Кирьяк этак не торопясь подошел к нему близехонько и, как бы о чем-то к делу не идущем, говорит:
— Слышь, хозяин, я и средь бихорцев живал…
— Ну и валяй к ним! Мне что за дело, где тебя ветром носило?
— Это я к тому сказываю, — продолжал Кирьяк, — что у них, у бихорцев-то, так повелось искони: ежели кто осатанеет да супротив них что злое замыслит, выберут они ночку потемней да и подожгут хозяйский двор со всех четырех концов, а потом еще влезут повыше да крикнут сверху три раза: красный петух!.. Вот оно как у них…
Жинга будто язык проглотил. С тех пор он малость помягчел, иной раз даже, как увидит, что надрываемся мы, свое плечо подставит, поможет.
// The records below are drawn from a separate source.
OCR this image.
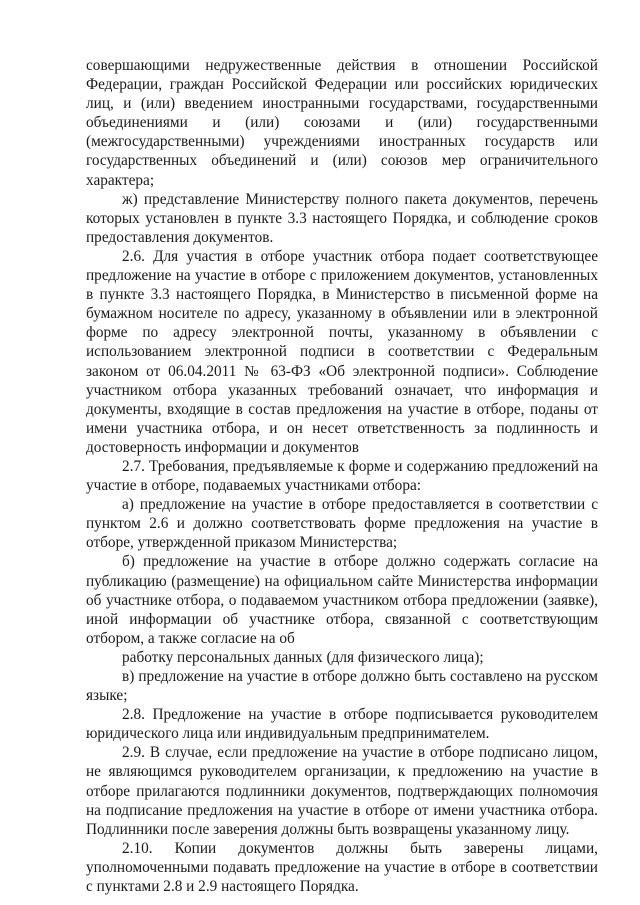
совершающими недружественные действия в отношении Российской Федерации, граждан Российской Федерации или российских юридических лиц, и (или) введением иностранными государствами, государственными объединениями и (или) союзами и (или) государственными (межгосударственными) учреждениями иностранных государств или государственных объединений и (или) союзов мер ограничительного характера;

ж) представление Министерству полного пакета документов, перечень которых установлен в пункте 3.3 настоящего Порядка, и соблюдение сроков предоставления документов.

2.6. Для участия в отборе участник отбора подает соответствующее предложение на участие в отборе с приложением документов, установленных в пункте 3.3 настоящего Порядка, в Министерство в письменной форме на бумажном носителе по адресу, указанному в объявлении или в электронной форме по адресу электронной почты, указанному в объявлении с использованием электронной подписи в соответствии с Федеральным законом от 06.04.2011 № 63-ФЗ «Об электронной подписи». Соблюдение участником отбора указанных требований означает, что информация и документы, входящие в состав предложения на участие в отборе, поданы от имени участника отбора, и он несет ответственность за подлинность и достоверность информации и документов

2.7. Требования, предъявляемые к форме и содержанию предложений на участие в отборе, подаваемых участниками отбора:

а) предложение на участие в отборе предоставляется в соответствии с пунктом 2.6 и должно соответствовать форме предложения на участие в отборе, утвержденной приказом Министерства;

б) предложение на участие в отборе должно содержать согласие на публикацию (размещение) на официальном сайте Министерства информации об участнике отбора, о подаваемом участником отбора предложении (заявке), иной информации об участнике отбора, связанной с соответствующим отбором, а также согласие на об

работку персональных данных (для физического лица);

в) предложение на участие в отборе должно быть составлено на русском языке;

2.8. Предложение на участие в отборе подписывается руководителем юридического лица или индивидуальным предпринимателем.

2.9. В случае, если предложение на участие в отборе подписано лицом, не являющимся руководителем организации, к предложению на участие в отборе прилагаются подлинники документов, подтверждающих полномочия на подписание предложения на участие в отборе от имени участника отбора. Подлинники после заверения должны быть возвращены указанному лицу.

2.10. Копии документов должны быть заверены лицами, уполномоченными подавать предложение на участие в отборе в соответствии с пунктами 2.8 и 2.9 настоящего Порядка.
Жена его, та по-прежнему из дому носа не показывала, все ей принеси да подай. Тица, ихняя дочь, — тоже. Только Тица, не в пример своему батюшке, обращалась с нами вежливо — когда душевно и с благодарностью, если мы ей в чем-нибудь угождали, а когда и не замечала вовсе: кто мы для нее были — голь перекатная. А она как-никак хозяйская дочь. Девка она была хоть куда, статная, ладная, семнадцать годков только-только стукнуло, и ученая, хотя ее, правда, из лицея за какие-то провинности дважды вышибали, а на третий раз она и сама дома осталась. Глаза у нее громадные, как сливы, лицо круглое, губы нежные, и любила она их зубками покусывать; каштановые волосы до пояса, бывало, распустит их, рассыплются они по загорелым плечам — любо-дорого смотреть.
Кирьяк перед хозяином не робел, а при Тице становился кротким как овечка, прямо на глазах менялся человек. Куда только девалась его дерзкая удаль, куда пряталась! Стоит он, бывало, перед ней тихоня тихоней, мнется, как красна девица, слово сказать боится. Поначалу я думал, робеет он, потому как она ученая, а потом стал замечать, что от одной ее улыбки он, как цветок, распускается, все обиды забывает. И понял я, что беда с ним случилась — втюрился он в Тицу.
— Эх, паря! — сказал я ему. — Выкинь ты дурь из головы! Не ровен час заметит хозяин, он тебя живо со двора выметет…
Но где там! День ото дня страсть его все сильней разгоралась, он никого и ничего не видел, кроме Тицы. И она, как всякая девушка, стала примечать, что он по ней сохнет. И ничего, не рассердилась. Наоборот, стала усердней его обвораживать. То, бывало, ее из дому не вытащишь, а тут она сама повадилась во двор выходить. Нет-нет да и пособит нам чем-нибудь. Особенно в азарт она входила, когда мы жеребчиков-двухлеток, что недавно из табуна, приучали к упряжи. Вот уж с ними мука была! Они и кусались, и брыкались, и лягались, а иной, побойчее, так рванется, что и оглобля пополам. Для Тицы не было лучше забавы: возьмет она хлыст в руки и давай такого норовистого жеребчика подхлестывать, а сама смеется от удовольствия, колокольчиком заливается. Страха не знала. А может, для форсу, чтобы любовались ею, храбрость выказывала. Кирьяк, глядя на ее забавы, млел и таял.